Wittgenstein on thinking about thinking

Volume 10 Number 9 September 8 - October 13 2014

 

The Tractus Logico-Philosophicus, by Ludwig Wittgenstein, was the latest text explored in the 10 Great Books series. Professor Greg Restall discussed this text that has influenced Twentieth Century philosophers and linguists alike. By Laura Soderlind.

The Tractus Logico-Philosophicus is a 1919 work by Austrian philosopher Ludwig Wittgenstein.

This was one of his early works, written when Wittgenstein was only twenty, while he was in the trenches and a prisoner of war during the First World War, fighting for the Austro-Hungarian army.

“It was a work of early young genius,” says Professor Greg Restall. 

“In this little book, he thinks he has solved all the problems of philosophy. It’s an amazingly bizarre and provocative book.

“Wittgenstein was a loner and an outsider and a provocateur. That’s what makes him so useful to philosophers,” Professor Restall says.
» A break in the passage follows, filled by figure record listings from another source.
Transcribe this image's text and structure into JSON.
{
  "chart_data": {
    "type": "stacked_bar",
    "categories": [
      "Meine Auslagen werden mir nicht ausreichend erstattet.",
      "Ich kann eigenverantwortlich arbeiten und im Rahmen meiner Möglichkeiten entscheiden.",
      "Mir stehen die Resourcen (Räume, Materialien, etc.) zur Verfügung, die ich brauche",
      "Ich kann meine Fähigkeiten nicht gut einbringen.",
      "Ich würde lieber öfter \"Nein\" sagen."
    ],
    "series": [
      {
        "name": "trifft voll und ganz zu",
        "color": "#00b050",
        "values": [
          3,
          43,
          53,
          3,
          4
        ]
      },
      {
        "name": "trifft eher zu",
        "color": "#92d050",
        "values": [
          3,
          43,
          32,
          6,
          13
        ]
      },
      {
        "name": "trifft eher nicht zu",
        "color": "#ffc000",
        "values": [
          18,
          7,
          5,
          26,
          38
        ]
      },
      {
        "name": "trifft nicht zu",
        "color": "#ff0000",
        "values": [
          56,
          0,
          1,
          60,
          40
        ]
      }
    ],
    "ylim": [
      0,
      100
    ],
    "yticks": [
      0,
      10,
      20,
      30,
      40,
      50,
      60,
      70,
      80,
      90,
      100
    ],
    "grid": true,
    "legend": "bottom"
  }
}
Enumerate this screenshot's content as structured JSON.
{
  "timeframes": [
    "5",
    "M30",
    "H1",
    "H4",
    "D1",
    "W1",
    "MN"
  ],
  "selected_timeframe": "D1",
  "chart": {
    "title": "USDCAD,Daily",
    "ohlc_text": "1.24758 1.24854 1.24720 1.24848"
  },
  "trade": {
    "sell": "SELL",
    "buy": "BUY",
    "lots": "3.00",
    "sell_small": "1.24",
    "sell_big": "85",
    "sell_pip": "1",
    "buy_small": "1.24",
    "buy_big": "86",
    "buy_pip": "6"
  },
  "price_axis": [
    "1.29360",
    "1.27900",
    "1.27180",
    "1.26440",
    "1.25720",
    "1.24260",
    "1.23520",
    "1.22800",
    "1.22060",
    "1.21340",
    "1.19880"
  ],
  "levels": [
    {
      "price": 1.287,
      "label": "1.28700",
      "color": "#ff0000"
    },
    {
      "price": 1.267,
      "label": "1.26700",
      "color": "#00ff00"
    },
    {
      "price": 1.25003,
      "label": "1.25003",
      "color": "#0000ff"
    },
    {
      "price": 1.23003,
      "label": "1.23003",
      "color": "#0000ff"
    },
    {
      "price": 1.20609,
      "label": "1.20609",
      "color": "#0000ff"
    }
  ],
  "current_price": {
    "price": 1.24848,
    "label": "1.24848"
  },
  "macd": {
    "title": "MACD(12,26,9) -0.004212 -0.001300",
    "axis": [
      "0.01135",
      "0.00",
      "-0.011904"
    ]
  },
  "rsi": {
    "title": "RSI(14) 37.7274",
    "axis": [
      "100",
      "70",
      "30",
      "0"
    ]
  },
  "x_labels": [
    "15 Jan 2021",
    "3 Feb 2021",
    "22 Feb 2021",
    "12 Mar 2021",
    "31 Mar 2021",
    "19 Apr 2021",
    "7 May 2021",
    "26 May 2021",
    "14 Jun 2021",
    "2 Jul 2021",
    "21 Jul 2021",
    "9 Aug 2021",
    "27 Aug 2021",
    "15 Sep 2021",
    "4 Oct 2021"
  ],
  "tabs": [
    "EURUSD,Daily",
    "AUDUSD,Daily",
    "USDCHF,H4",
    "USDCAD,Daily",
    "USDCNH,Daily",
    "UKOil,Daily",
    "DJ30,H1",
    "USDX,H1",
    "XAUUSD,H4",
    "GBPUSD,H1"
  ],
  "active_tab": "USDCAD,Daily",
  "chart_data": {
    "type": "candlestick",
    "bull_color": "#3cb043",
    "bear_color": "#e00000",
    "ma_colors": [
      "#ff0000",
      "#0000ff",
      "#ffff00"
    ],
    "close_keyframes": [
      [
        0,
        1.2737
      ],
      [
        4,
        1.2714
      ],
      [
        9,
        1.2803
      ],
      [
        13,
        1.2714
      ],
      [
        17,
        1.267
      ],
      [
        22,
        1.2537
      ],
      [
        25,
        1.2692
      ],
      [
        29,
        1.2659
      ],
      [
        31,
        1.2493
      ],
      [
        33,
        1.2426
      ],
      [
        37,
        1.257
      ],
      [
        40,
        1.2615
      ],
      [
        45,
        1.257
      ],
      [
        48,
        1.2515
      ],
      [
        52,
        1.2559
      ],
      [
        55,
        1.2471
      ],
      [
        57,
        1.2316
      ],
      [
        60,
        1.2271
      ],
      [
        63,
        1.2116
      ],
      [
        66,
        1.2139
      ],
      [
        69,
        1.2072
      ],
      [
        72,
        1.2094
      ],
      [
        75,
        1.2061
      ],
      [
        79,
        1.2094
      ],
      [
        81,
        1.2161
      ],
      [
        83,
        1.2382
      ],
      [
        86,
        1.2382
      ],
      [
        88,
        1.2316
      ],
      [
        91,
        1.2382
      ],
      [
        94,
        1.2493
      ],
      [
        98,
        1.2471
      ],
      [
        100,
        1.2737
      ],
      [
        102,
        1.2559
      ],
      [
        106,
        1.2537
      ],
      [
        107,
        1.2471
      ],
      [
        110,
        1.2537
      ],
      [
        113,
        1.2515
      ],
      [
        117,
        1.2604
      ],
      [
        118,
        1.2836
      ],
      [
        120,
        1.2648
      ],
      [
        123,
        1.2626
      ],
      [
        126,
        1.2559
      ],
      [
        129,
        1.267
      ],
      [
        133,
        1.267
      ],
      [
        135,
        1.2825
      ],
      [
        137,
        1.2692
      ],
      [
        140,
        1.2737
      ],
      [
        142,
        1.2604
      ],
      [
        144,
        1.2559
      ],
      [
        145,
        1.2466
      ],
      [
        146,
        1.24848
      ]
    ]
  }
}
In this book, Wittgenstein took into account the technical advances in the late 19th and early 20th centuries as well as the prevailing mathematical logic. 

“Wittgenstein thought it was really important to know how logic, information and knowledge works. But it was really important to know its limits,” Professor Restall says.

The language and structure used by Wittgenstein, somewhat austere and precise to the point of each sentence being numbered and categorized, reflects some of his sentiments about language and communication.

The final breath and sentence of Tractus Logico-Philosophicus is: “What we cannot speak about we must pass over in silence.”

Language is the means we have available to fashion and understand reality, yet it is profoundly limited and cannot express or illuminate all thoughts effectively. 

The book questions what ideas and thoughts can be put into words and what cannot.

“Here Wittgenstein is almost peering at something through a microscope looking at something further and further in its finer details,” Professor Restall explains.

“He looks at the conceptual structure of the different movements of thoughts and what’s involve,d and the assumptions we make, and how language hooks onto the world. 

“This book explores a new way of thinking about thinking.”